You also have to think differently about documentation and knowledge management. If only one person understands how a router was set up, and that person leaves or is unavailable during an outage, that's a problem. You need to maintain a repository of information so that staff can respond as quickly as emergency services workers, or can at least know where to find the information they need.

To accomplish this, we're sending staff to more frequent training and asking them to qualify for certain vendor certification. But we are also working to define our policies, procedures, and processes so that we can respond quickly. For us, that kind of knowledge needs to be internal.

As we've embarked on these changes, we've also had to consider the staff's reaction. Change is daunting, and you should plan to deal with people's emotional reactions during any change process. When you shift from one technology to another, it can be disruptive for people who feel that their specialized domain knowledge gives them job security. In our new system, in which we share trouble tickets and document everything about a problem, it's natural for people to feel vulnerable.

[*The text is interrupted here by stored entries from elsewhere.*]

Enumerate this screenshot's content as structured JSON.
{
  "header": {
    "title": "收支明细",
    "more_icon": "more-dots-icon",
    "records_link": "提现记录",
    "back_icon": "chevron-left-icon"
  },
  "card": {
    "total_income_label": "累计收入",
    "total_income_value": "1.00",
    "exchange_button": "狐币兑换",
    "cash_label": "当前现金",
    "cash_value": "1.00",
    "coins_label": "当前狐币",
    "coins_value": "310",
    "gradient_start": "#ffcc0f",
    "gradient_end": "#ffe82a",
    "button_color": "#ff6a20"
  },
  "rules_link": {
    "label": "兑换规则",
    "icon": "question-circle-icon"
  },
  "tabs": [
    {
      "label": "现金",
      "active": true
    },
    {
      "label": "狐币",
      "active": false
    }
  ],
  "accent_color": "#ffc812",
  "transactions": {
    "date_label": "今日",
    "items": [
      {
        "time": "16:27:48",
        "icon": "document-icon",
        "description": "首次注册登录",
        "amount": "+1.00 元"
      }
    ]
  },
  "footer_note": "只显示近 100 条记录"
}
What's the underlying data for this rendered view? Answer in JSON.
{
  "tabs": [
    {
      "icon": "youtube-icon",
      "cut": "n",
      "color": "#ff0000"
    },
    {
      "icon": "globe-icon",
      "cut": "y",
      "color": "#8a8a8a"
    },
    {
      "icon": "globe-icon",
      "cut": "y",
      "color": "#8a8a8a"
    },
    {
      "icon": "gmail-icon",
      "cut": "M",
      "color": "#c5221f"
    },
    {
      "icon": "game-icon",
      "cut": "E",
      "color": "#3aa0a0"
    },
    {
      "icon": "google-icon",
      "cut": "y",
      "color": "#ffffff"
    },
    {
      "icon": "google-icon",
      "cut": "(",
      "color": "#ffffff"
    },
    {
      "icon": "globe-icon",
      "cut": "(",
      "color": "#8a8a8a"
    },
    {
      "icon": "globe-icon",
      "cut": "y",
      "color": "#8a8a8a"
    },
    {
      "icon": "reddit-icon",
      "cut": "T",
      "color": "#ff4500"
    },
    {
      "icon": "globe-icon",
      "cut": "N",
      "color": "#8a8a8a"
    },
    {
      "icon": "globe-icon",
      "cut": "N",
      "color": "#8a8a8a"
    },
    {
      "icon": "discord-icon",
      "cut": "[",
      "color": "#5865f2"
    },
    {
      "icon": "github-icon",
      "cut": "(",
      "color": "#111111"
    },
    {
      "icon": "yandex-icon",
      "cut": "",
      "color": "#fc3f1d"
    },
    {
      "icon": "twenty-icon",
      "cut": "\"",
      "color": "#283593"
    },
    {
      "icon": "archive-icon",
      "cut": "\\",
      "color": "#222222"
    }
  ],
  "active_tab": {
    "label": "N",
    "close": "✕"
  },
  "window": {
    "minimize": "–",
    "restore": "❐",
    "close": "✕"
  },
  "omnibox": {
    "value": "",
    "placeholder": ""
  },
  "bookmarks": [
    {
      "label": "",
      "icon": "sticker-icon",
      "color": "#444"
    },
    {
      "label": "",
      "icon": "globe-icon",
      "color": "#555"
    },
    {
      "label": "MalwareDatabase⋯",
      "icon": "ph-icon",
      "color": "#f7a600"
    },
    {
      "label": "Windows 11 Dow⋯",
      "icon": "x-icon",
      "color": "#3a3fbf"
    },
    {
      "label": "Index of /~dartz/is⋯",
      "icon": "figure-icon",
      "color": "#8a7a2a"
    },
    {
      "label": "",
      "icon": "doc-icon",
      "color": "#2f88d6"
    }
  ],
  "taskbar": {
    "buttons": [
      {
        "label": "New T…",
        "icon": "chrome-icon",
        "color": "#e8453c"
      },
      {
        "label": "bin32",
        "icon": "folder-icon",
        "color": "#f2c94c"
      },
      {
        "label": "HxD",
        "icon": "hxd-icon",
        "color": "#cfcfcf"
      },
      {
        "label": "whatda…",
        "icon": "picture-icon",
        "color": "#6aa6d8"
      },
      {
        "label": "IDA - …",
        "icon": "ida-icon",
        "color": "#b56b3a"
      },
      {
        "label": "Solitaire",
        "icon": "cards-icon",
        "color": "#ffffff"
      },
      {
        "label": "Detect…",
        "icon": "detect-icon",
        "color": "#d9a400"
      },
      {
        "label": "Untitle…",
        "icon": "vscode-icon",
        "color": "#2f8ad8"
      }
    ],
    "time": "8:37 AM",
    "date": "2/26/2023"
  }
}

If I'd had more time to oversee this shift to the new network, I would have allowed more time for the staff to adjust. But given our competitive pressures, I'm forcing them to adjust quickly. That brings uncertainty. To combat this and to smooth the transition, we brought experienced people from other companies that have gone through this. We initiated free-ranging discussions in which our people could ask any question and air any frustration they might have. The forum was a good catalyst for further discussions about how we could continue to evolve our environment.

It has been a tremendous experience to transform a dusty IT network organization—with old switches and infrastructure—into a brand new architecture and organization. There's been a lot of change—all of it exciting.